Maximizing Power Transfer in Electrical Circuits

[kira506]

Homework Statement

It is required to transfer an electric power of 80. Kilowatts from a powerstation to a factory which is at 2 km from it.If the potential difference (here it means the voltage of the source) at the station is 400 volts and the resistance of 1km of the 2 conducting wires is 0.1 ohm, find the power lost

Homework Equations

Power=VI (where v here is the potential difference between the source ie: power station and the output : factory ) or I^2.R
voltage in secondary coil(factory)/voltage in primary coil (station)=current intensity in primarycoil/current intensity in secondarycoil

The Attempt at a Solution

P= VI
80000=400I ,I=200 ampere
Here's the tricky part for me , In case of connecting the 2 wires in parallel , resistance of one wire = 2*0.1=0.2ohm
Rtotal=0.2/2 (since the 2 wires have the same length and assumingly made of the same material and have the same cross sectional area ,therefore we consider their value)=0.1ohm
The model answer shows that Rtotal =0.4 ohm ,how ,? We won't get this value unless we connect them in series and usually in these kinds of problems the wires are connected in parallel ,besides , nothing in the problem indicates the kind of connection , please help

 

[BvU]

One wire to bring the current to the user, one wire to bring it back to the powerstation. A schoolbook simplest possible kind of connection...

 

[adjacent]

Here's the tricky part for me , In case of connecting the 2 wires in parallel , resistance of one wire = 2*0.1=0.2
Rtotal=

How do you know that the two wires are connected in parallel?
When you connect a bulb to a battery by two wires,are the considered parallel?

 

[kira506]

How do you know that the two wires are connected in parallel?
When you connect a bulb to a battery by two wires,are the considered parallel?
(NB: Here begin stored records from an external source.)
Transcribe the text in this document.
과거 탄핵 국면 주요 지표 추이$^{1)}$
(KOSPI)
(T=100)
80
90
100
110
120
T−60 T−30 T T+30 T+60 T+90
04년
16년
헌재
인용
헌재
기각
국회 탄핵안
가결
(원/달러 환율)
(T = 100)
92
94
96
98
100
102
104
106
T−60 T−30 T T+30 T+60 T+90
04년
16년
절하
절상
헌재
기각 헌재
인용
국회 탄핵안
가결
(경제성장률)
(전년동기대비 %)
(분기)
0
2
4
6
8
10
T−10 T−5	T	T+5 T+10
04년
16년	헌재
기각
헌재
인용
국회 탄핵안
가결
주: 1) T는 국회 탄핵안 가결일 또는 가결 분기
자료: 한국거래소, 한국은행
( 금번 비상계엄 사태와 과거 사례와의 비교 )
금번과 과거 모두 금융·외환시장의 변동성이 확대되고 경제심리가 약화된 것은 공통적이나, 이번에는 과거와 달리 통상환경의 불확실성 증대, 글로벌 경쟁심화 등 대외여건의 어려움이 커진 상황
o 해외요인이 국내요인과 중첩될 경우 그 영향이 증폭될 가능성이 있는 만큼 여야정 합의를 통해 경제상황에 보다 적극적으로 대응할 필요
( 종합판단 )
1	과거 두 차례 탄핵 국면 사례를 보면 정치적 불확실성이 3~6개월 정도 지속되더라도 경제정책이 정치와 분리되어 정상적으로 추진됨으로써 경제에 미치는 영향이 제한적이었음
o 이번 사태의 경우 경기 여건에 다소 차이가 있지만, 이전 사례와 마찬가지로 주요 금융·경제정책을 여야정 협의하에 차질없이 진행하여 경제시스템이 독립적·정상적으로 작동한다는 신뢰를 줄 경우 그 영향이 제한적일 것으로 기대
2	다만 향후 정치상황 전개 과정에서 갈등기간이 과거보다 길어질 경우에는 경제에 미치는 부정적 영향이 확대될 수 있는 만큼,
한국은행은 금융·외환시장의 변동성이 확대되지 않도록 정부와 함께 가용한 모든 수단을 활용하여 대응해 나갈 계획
Actually , I've never tried that so I don't know

 

[kira506]

One wire to bring the current to the user, one wire to bring it back to the powerstation. A schoolbook simplest possible kind of connection...
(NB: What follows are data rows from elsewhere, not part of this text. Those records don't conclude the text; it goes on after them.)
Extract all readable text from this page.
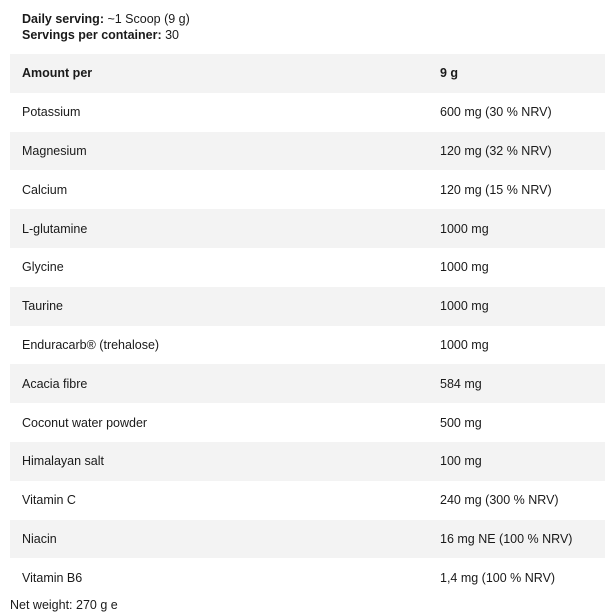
Daily serving: ~1 Scoop (9 g)
Servings per container: 30
Amount per	9 g
Potassium	600 mg (30 % NRV)
Magnesium	120 mg (32 % NRV)
Calcium	120 mg (15 % NRV)
L-glutamine	1000 mg
Glycine	1000 mg
Taurine	1000 mg
Enduracarb® (trehalose)	1000 mg
Acacia fibre	584 mg
Coconut water powder	500 mg
Himalayan salt	100 mg
Vitamin C	240 mg (300 % NRV)
Niacin	16 mg NE (100 % NRV)
Vitamin B6	1,4 mg (100 % NRV)
Net weight: 270 g e
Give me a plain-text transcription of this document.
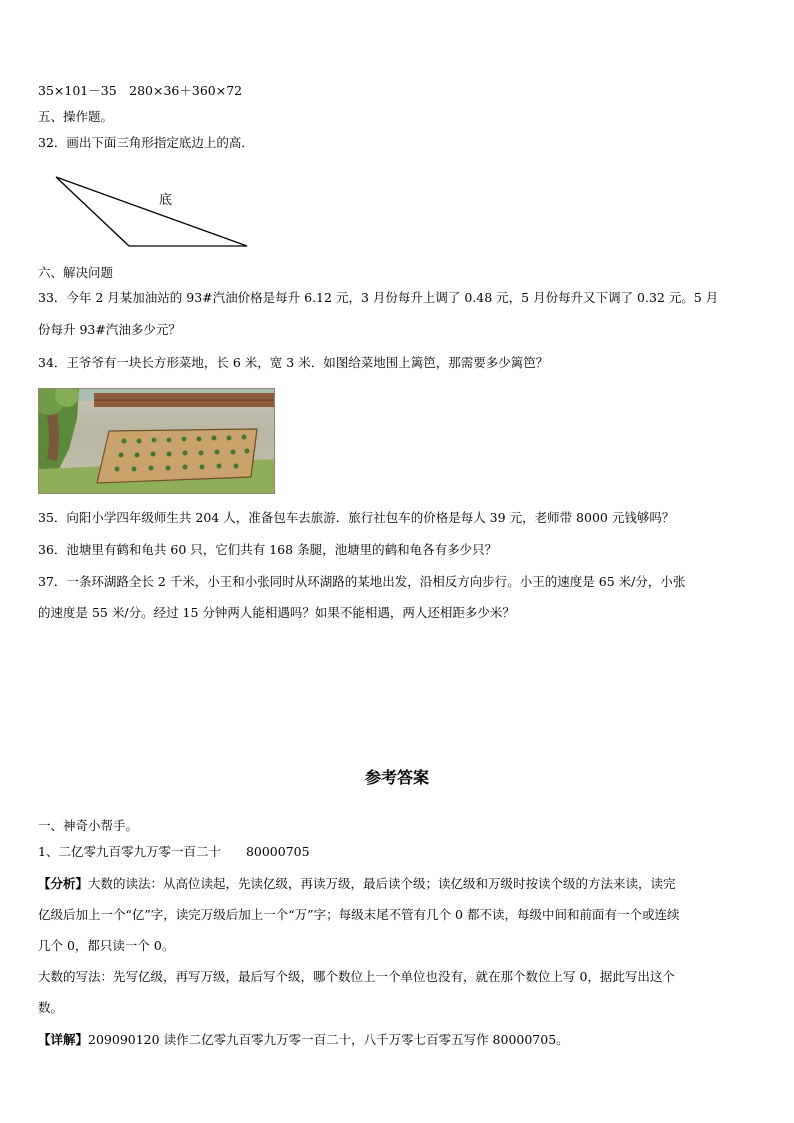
35×101－35　280×36＋360×72
五、操作题。
32．画出下面三角形指定底边上的高．
底
六、解决问题
33．今年 2 月某加油站的 93#汽油价格是每升 6.12 元，3 月份每升上调了 0.48 元，5 月份每升又下调了 0.32 元。5 月
份每升 93#汽油多少元？
34．王爷爷有一块长方形菜地，长 6 米，宽 3 米．如图给菜地围上篱笆，那需要多少篱笆？
35．向阳小学四年级师生共 204 人，准备包车去旅游．旅行社包车的价格是每人 39 元，老师带 8000 元钱够吗？
36．池塘里有鹤和龟共 60 只，它们共有 168 条腿，池塘里的鹤和龟各有多少只？
37．一条环湖路全长 2 千米，小王和小张同时从环湖路的某地出发，沿相反方向步行。小王的速度是 65 米/分，小张
的速度是 55 米/分。经过 15 分钟两人能相遇吗？如果不能相遇，两人还相距多少米？
参考答案
一、神奇小帮手。
1、二亿零九百零九万零一百二十　　80000705
【分析】大数的读法：从高位读起，先读亿级，再读万级，最后读个级；读亿级和万级时按读个级的方法来读，读完
亿级后加上一个“亿”字，读完万级后加上一个“万”字；每级末尾不管有几个 0 都不读，每级中间和前面有一个或连续
几个 0，都只读一个 0。
大数的写法：先写亿级，再写万级，最后写个级，哪个数位上一个单位也没有，就在那个数位上写 0，据此写出这个
数。
【详解】209090120 读作二亿零九百零九万零一百二十，八千万零七百零五写作 80000705。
Out of curiosity , why do they need a wire to bring it back ?

 

[BiGyElLoWhAt]

P = IV
also
V = IR
That should be all you need to solve the problem.

 

[BvU]

Otherwise the charge would accumulate at the end and by the (incredibly short) time enough charge is accumulated to generate 400 volt, the charge would stop flowing... In other words:

You need to close the circuit to make the current flow

In reality powerstations transfer three phases over their wires and the fourth ground wire can be thinner.

DId you get an answer for the (considerable) power loss ? And the voltage the plant receives ?

 

[adjacent]

Actually , I've never tried that so I don't know

Oh come on...

Edit: BvU types faster than me.

 

[kira506]

Otherwise the charge would accumulate at the end and by the (incredibly short) time enough charge is accumulated to generate 400 volt, the charge would stop flowing... In other words:

You need to close the circuit to make the current flow

In reality powerstations transfer three phases over their wires and the fourth ground wire can be thinner.

DId you get an answer for the (considerable) power loss ? And the voltage the plant receives ?

I think I get why there should be two wires but I don't get the part where we have to close the circuit to make the current flow , I mean in case this happened , the potential difference would be zero so even if we closed the circuit (isn't already closed?) No current will flow , right ? Uhm and in the figure , I'm lost ;c; please help , now I can't differentiate between connection in series and in parallel. ( so sorry ;^;) and thank you so much c:

 

[kira506]

Oh come on...

Edit: BvU types faster than me.

I feel so dumb for not getting it XD. Of course I have but can I consider the factory a bulb ? (I mean in terms of connection please don't take it as me being sarcastic , I'm seriously trying to understand it ) and Lol at "BvU types faster than me" , thanks a lot c: